Les pays de l'UE attendent des actions « plus concrètes » d'Israël pour améliorer la situation humanitaire à Gaza

La Haute Représentante de l'UE, Kaja Kallas, a affirmé, mardi 15 juillet, à l'issue du Conseil 'Affaires étrangères' tenu à Bruxelles, que des signes d'améliorations de la situation humanitaire dans la bande de Gaza étaient perceptibles.

« Nous constatons des signes positifs : davantage de camions et de fournitures atteignent Gaza. Davantage de points d’entrée sont ouverts et nous voyons également des réparations sur les installations électriques », a déclaré Mme Kallas à l'issue du Conseil.

Toutefois, des actions « plus concrètes » d'Israël sont attendues par les Vingt-sept dans le cadre du dialogue « constructif » sur l'aide humanitaire annoncé le 10 juillet entre l'UE et l'État hébreu (EUROPE 13678/27).

« L’Union européenne suivra de près la manière dont Israël mettra en œuvre cette entente commune », a averti la Haute Représentante.

Mme Kallas a souligné que la situation sur le terrain restait « intenable » et a précisé qu'une évaluation bimensuelle avait été convenue avec les États membres. « Si la situation ne s’améliore pas, les États membres sont également prêts à envisager les prochaines étapes. (...) Ce n’est pas une question de compter chaque camion, mais plutôt d’évaluer si des améliorations tangibles sont réellement observées sur le terrain », a-t-elle souligné.

Selon des chiffres du 12 juillet de l’Organisation mondiale de la santé, 2 229 personnes sont mortes à Gaza en juin, et 1 379 en juillet. En outre, selon le Comité international de la Croix-Rouge (CICR), un afflux massif de victimes lié aux sites de distribution d’aide, organisé ces dernières semaines par l'intermédiaire de l'organisation privée Fondation humanitaire de Gaza (EUROPE 13651/27), a submergé le système de santé. « L’ampleur et la fréquence de ces incidents sont sans précédent », rapportait le CICR dans un communiqué, le 8 juillet dernier.

Pas d’avancées sur les options concernant l’accord d’association avec Israël. À l’issue du Conseil, la Haute Représentante de l’UE a annoncé qu’elle avait présenté aux ministres un inventaire des différentes mesures qui pourraient être prises dans le cadre de l'examen de l’accord d’association (EUROPE 13679/13). « Nous avons donc eu une discussion à ce sujet et ce sont les États membres qui doivent faire des choix.
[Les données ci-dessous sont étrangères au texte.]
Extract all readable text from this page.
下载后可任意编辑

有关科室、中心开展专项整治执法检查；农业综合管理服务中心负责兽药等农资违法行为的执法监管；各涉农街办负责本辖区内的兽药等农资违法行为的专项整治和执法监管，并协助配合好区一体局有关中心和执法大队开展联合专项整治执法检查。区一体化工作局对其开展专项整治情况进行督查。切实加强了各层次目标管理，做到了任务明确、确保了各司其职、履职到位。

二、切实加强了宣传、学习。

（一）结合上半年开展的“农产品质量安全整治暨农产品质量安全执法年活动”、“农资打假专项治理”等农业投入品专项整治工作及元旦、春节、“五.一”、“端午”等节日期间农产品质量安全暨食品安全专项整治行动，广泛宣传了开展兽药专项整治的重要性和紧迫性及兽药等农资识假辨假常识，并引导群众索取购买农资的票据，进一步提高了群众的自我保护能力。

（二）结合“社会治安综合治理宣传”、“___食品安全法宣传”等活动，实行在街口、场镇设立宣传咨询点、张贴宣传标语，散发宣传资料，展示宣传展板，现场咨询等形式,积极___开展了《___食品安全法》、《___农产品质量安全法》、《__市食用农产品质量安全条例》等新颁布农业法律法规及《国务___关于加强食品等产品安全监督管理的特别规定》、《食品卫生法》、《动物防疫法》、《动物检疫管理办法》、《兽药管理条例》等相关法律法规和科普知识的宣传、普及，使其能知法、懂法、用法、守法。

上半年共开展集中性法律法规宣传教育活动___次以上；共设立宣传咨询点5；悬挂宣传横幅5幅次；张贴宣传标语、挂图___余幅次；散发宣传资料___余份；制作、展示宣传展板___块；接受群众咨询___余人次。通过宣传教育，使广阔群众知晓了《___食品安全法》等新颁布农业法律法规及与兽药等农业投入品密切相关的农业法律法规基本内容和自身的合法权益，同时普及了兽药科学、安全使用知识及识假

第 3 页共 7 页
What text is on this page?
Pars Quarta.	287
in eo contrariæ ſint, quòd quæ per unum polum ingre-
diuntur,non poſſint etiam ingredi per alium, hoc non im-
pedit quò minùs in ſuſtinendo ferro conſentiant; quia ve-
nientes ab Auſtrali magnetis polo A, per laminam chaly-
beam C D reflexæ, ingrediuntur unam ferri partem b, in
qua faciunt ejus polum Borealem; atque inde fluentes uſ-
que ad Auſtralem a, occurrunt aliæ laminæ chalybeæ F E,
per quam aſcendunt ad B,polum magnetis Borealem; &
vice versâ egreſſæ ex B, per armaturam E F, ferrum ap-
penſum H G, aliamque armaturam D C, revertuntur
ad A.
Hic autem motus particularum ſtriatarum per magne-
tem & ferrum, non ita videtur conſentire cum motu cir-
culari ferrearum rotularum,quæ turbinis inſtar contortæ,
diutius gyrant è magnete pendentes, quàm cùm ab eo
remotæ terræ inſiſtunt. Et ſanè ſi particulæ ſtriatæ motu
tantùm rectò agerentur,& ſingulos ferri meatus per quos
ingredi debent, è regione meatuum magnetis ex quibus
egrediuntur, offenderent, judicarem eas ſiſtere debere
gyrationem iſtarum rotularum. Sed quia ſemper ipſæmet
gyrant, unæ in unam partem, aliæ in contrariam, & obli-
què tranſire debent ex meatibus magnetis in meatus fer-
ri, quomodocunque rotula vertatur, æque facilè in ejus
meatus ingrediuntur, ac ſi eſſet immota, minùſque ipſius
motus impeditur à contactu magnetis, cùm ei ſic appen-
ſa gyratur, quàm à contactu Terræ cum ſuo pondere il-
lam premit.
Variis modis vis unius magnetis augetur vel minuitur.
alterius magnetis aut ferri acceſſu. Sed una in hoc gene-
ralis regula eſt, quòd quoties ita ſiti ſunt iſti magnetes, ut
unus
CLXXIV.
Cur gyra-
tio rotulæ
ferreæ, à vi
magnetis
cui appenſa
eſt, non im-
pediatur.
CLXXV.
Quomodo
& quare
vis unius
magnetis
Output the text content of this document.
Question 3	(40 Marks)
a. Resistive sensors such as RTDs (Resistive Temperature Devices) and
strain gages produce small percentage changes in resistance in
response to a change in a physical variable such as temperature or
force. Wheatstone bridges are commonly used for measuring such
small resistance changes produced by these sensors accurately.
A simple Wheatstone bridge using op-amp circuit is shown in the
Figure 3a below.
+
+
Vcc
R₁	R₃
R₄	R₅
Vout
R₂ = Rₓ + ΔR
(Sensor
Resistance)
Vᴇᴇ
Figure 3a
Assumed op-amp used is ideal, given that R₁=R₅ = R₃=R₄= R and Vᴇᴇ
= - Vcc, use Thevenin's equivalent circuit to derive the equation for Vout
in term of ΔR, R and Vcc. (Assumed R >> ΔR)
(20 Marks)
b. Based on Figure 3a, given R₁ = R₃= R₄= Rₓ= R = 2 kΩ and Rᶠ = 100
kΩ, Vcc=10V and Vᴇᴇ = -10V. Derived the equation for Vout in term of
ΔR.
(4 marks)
Nous garderons ces options sur la table et nous nous tenons prêts à agir, si Israël ne respecte pas ses engagements », a-t-elle expliqué. Et d’ajouter : « L'objectif n'est pas de punir Israël. L'objectif est d'améliorer réellement la situation à Gaza ».

Selon une source européenne, les positions des États membres lors de la discussion étaient semblables à celles exprimées précédemment.

À leur arrivée au Conseil, les ministres s’étaient montrés désunis sur les mesures à prendre. « Il ne s'agit pas de prendre parti, mais de défendre le droit international et les règles de l'UE », avait expliqué le ministre espagnol, José Manuel Albares Bueno. Il avait ainsi plaidé pour la suspension de l'accord d'association, « au moins tant que durera la guerre », pour instaurer un embargo sur les ventes d'armes à Israël, pour continuer à sanctionner ceux qui s'opposent à la solution à deux États et pour le respect des réglementations en matière d’étiquetage des produits qui proviennent des territoires occupés.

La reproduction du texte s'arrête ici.